Summary generated by law.co from the public-domain opinion. The opinion text itself is public domain.

Key issues

  • Whether a motion to reopen filed 34 years after a removal order became final was timely
  • Whether equitable tolling applied to the deadline for filing a motion to reopen
  • Whether petitioners waived arguments by failing to adequately raise them in their opening brief
  • Whether a Supreme Court decision on a different statutory scheme supported petitioners' motion to reopen

Procedural posture

The petitioners appealed the Board of Immigration Appeals' denial of their motion to reopen deportation proceedings that had been finalized thirty-four years earlier.

Authorities cited

No cited authorities resolved to law.co cases yet.

Opinion

MEMORANDUM **

Alberto De Jesus-Fernandez Guerra and Elsa Avila De Guerra, natives and citizens of El Salvador, petition for review of the Board of Immigration Appeals’ (“BIA”) order denying their motion to reopen deportation proceedings. Our jurisdiction is governed by 8 U.S.C. § 1252. We review for abuse of discretion the BIAs denial of a motion to reopen. Perez v. Mukasey, 516 F.3d 770, 773 (9th Cir. 2008). We review de novo claims of due process violations in immigration proceedings. Jiang v. Holder, 754 F.3d 733, 738 (9th Cir. 2014). We deny in part and dismiss in part the petition for review.

The BIA did not abuse its discretion in denying petitioners’ motion to reopen to apply for asylum and related relief as numerically barred and untimely, where it was the second such motion and was filed thirty-four years after the order of removal became final, and where petitioners did not establish that a statutory or regulatory exception applies or that equitable tolling is warranted. See 8 U.S.C. § 1229a(c)(7)(A), (C)(i)-(ii); 8 C.F.R. § 1003.2(c)(3); Avagyan v. Holder, 646 F.3d 672, 679 (9th Cir. 2011) (deadline for filing motion to reopen can be equitably tolled “when a petitioner is prevented from filing because of a deception, fraud, or error, as long as the petitioner acts with due diligence” in discovering such circumstances).

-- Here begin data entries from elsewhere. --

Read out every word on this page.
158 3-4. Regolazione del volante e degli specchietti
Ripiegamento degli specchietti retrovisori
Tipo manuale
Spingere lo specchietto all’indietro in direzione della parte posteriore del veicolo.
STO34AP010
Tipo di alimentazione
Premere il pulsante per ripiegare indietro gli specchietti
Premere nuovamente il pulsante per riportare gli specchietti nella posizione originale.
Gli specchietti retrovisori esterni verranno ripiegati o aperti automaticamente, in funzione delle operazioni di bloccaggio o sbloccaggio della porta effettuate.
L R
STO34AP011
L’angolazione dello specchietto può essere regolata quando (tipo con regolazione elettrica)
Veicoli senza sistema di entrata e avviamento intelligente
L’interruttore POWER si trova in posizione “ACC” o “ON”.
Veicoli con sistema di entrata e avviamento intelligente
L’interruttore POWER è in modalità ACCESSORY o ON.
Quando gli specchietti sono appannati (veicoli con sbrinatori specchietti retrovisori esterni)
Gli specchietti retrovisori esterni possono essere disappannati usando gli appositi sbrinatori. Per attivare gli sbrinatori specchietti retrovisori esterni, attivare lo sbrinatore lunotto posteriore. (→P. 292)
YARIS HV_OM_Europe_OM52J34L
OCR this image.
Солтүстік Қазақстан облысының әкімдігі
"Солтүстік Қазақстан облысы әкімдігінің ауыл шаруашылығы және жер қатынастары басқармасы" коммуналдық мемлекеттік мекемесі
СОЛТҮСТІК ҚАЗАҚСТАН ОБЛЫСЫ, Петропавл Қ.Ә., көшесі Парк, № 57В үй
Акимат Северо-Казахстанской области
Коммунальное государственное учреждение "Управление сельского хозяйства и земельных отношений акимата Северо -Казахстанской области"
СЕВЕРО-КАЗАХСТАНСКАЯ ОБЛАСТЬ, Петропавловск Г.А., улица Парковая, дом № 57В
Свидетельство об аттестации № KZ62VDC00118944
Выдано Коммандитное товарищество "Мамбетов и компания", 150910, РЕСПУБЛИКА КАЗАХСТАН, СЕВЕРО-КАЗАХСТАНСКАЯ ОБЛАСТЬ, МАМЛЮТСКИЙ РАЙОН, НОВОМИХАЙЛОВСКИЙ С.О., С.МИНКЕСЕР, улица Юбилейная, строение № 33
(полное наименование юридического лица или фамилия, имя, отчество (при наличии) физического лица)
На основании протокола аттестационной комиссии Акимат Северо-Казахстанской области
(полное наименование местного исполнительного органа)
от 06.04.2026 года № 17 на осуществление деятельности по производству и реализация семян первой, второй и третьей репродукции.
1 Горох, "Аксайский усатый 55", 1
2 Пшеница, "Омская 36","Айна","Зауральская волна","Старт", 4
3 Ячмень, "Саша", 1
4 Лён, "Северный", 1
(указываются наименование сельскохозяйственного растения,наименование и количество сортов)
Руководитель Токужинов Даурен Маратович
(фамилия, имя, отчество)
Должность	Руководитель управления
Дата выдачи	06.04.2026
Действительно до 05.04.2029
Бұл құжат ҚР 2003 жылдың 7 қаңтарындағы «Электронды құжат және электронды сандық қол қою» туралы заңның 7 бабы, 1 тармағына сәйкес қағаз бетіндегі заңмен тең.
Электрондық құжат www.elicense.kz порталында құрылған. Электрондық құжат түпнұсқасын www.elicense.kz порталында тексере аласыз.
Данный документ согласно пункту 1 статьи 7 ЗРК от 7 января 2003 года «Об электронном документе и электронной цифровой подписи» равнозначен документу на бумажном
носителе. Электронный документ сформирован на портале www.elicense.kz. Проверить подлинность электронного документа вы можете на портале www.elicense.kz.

Petitioners do not challenge the BIAs determination that they are not members of the class identified in Rojas v. Johnson, 305 F. Supp. 3d 1176 (W.D. Wash. 2018). See Martinez-Serrano v. INS, 94 F.3d 1256, 1259-60 (9th Cir. 1996) (issues not specifically raised and argued in a partys opening brief are waived). We reject as unsupported by the record petitioners’ contention that the BIA erred in not addressing their humanitarian asylum claim, where petitioners argued they were entitled to humanitarian asylum as Rojas class members.

The BIA did not abuse its discretion in denying petitioners’ motion to reopen to apply for suspension of deportation, where petitioners provided no legal support for their assertion that Pereira v. Sessions, ––– U.S. ––––, 138 S. Ct. 2105, 201 L.Ed.2d 433 (2018), which addresses a different statutory scheme, applies to their proceedings.

We lack jurisdiction to consider petitioners’ contentions regarding their eligibility for relief under the Nicaraguan Adjustment and Central American Relief Act. See Barron v. Ashcroft, 358 F.3d 674, 677-78 (9th Cir. 2004) (court lacks jurisdiction to consider arguments not raised to BIA).

Petitioners’ contentions that the BIA failed to sufficiently explain its decision, failed to address issues, violated their right to due process, or otherwise erred in its analysis of their motion fail. See Najmabadi v. Holder, 597 F.3d 983, 990 (9th Cir. 2010) (the agency adequately considered evidence and sufficiently announced its decision); Lata v. INS, 204 F.3d 1241, 1246 (9th Cir. 2000) (requiring error to prevail on a due process claim).

PETITION FOR REVIEW DENIED in part; DISMISSED in part.